What’s so great about the Bathurst campus?

It’s the campus that I called home for three and a bit years and it was a wonderful place to live. One of the original Charles Sturt campuses, Bathurst is located in the Central West of New South Wales about three hours from Sydney. But what is so great about the Bathurst campus?

Here are a few things you might not know about the Bathurst campus of Charles Sturt.

Fun facts about the Bathurst campus

  • The Bathurst campus has a flagship animal, the Diamond Firetail
  • Bld 1305 (the Engineering Building) started its life as the maintenance shed for the campus until a major redevelopment in 2015 led to the construction of the current facility. In 2017 the building received the National Sustainable Building Award for Educational Projects from the Australian Institute of Architects.
Building 1305, otherwise known as the Engineering Building. Photo: Charles Sturt University

Sustainability

As you would know, sustainability is a big part of Charles Sturt University’s focus, and the Bathurst campus is known as the flagship for clean energy. Most of the power is generated onsite by a 1,095 kW rooftop solar energey system and 630 kW cogeneration system that is installed. But that isn’t the end of it. Additional solar is being connected in April 2022 and will increase solar generation by more than 35 times!

In the ground, over 1,000 trees have been planted and a pollinator garden, which was funded through a Sustainability Project Grant is currently being established to attract local pollinators to the campus. And then there have been free water stations that have been established to encourage the use of tap water instead of bottled water, reducing waste and the energy that is required to produce bottled water.

Finally, an Eco Walk has been established on the campus which provides a recreational and fitness track that incorporates key sustainability features of the campus. Interpretive signage has been installed along the track to provide information on key features of the campus.

The wildlife

You can’t forget about the wildlife. Naturally there are plenty of kangaroos that call the Bathurst campus home and many wild birds, plovers, kookaburras, roos and cockatoos especially. You do have to be careful though. The magpies sure do want a piece of your banana bread if you are not careful.

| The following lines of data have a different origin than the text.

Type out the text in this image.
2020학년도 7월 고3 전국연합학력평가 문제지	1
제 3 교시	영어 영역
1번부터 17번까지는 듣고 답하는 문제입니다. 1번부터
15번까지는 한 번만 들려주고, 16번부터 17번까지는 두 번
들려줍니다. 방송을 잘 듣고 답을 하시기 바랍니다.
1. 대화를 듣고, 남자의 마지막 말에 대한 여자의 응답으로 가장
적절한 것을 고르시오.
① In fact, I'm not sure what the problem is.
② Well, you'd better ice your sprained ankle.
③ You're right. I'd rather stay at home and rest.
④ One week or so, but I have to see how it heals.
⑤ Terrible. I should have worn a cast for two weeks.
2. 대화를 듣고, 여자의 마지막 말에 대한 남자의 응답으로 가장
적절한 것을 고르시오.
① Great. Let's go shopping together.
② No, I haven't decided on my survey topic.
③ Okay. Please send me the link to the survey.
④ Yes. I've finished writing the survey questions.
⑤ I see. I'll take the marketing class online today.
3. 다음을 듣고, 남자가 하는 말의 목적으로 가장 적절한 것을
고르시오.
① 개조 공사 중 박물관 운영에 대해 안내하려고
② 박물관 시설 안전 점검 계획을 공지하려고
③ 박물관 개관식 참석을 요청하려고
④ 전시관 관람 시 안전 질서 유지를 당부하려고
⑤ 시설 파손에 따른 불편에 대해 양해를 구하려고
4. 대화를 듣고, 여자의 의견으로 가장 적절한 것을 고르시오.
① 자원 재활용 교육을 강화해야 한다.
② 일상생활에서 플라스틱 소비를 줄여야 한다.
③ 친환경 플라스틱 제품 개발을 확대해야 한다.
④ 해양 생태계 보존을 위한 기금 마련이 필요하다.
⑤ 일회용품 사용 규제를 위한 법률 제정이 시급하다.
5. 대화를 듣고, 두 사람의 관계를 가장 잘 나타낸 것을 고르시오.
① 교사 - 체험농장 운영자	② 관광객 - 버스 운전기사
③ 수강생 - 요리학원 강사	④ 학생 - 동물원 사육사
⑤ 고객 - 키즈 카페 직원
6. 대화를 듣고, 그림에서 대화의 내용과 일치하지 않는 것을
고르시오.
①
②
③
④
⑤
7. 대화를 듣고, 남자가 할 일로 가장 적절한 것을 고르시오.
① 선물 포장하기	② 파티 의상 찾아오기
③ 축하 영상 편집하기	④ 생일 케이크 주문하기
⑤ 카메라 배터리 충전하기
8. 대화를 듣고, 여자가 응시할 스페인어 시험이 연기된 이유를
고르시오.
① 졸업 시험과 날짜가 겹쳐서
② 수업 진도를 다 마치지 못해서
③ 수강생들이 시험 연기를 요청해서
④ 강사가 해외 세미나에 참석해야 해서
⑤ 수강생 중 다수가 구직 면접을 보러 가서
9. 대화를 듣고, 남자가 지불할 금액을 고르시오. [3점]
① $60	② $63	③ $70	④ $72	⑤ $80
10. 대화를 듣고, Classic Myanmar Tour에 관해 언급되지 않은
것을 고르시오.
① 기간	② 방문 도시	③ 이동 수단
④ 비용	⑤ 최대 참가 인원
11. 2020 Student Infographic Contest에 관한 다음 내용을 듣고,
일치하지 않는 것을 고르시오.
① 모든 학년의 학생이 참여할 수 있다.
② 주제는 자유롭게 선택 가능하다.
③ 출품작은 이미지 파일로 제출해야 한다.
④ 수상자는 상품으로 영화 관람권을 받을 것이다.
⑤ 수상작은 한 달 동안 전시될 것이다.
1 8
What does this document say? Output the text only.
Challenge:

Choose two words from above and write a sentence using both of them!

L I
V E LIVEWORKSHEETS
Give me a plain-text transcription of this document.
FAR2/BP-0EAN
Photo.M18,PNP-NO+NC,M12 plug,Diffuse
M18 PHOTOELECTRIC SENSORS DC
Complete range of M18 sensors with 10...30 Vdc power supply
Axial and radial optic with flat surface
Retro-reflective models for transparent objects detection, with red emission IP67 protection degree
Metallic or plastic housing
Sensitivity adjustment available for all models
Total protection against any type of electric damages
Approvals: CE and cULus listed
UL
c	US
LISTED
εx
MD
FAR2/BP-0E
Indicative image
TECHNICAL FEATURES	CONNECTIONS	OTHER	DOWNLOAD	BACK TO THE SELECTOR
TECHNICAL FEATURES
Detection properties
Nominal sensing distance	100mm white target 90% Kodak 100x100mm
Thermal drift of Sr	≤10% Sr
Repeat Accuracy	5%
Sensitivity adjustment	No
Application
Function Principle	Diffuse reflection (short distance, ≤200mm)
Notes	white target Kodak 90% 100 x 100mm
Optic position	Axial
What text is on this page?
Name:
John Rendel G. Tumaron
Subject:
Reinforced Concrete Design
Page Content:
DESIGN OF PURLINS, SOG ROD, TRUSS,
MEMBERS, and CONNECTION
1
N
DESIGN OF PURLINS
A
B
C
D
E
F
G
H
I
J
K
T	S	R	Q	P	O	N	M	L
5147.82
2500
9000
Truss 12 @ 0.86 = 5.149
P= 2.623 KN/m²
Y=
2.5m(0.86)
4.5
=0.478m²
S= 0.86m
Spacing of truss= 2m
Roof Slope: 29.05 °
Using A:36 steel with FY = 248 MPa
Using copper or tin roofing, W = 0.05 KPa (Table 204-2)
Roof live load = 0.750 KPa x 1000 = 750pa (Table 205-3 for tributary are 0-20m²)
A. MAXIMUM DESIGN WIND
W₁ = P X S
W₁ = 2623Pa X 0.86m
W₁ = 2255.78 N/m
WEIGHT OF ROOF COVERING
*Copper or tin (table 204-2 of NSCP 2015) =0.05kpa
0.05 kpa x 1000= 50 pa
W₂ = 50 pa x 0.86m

Location, location, location

Bathurst is likely most famous for Wahluu, otherwise known as Mount Panorama. Mount Panorama has been the site of Australian sporting greatness every year in October (and occasionally in November and December) due to the Bathurst 1000 Supercars race. Held since 1962, the Bathurst 1000 has showcased Australian engineering and manufacturing excellence from Holden and Ford, among others, where for a four or five days, engines roar around the track, something that is unmistakable on campus. Plus there is the parade on the Wednesday before the race when all of the team trucks drive up William Street right past the campus.

But you cannot forget the importance of Wahluu in Indigenous culture. The land at the foot of Wahluu (Mt Panorama) has traditionally been, and remains, an important place for education and induction into the practices and stories of Wiradyuri culture. Knowledge of land, plants, animals and the night sky are all passed on at this place.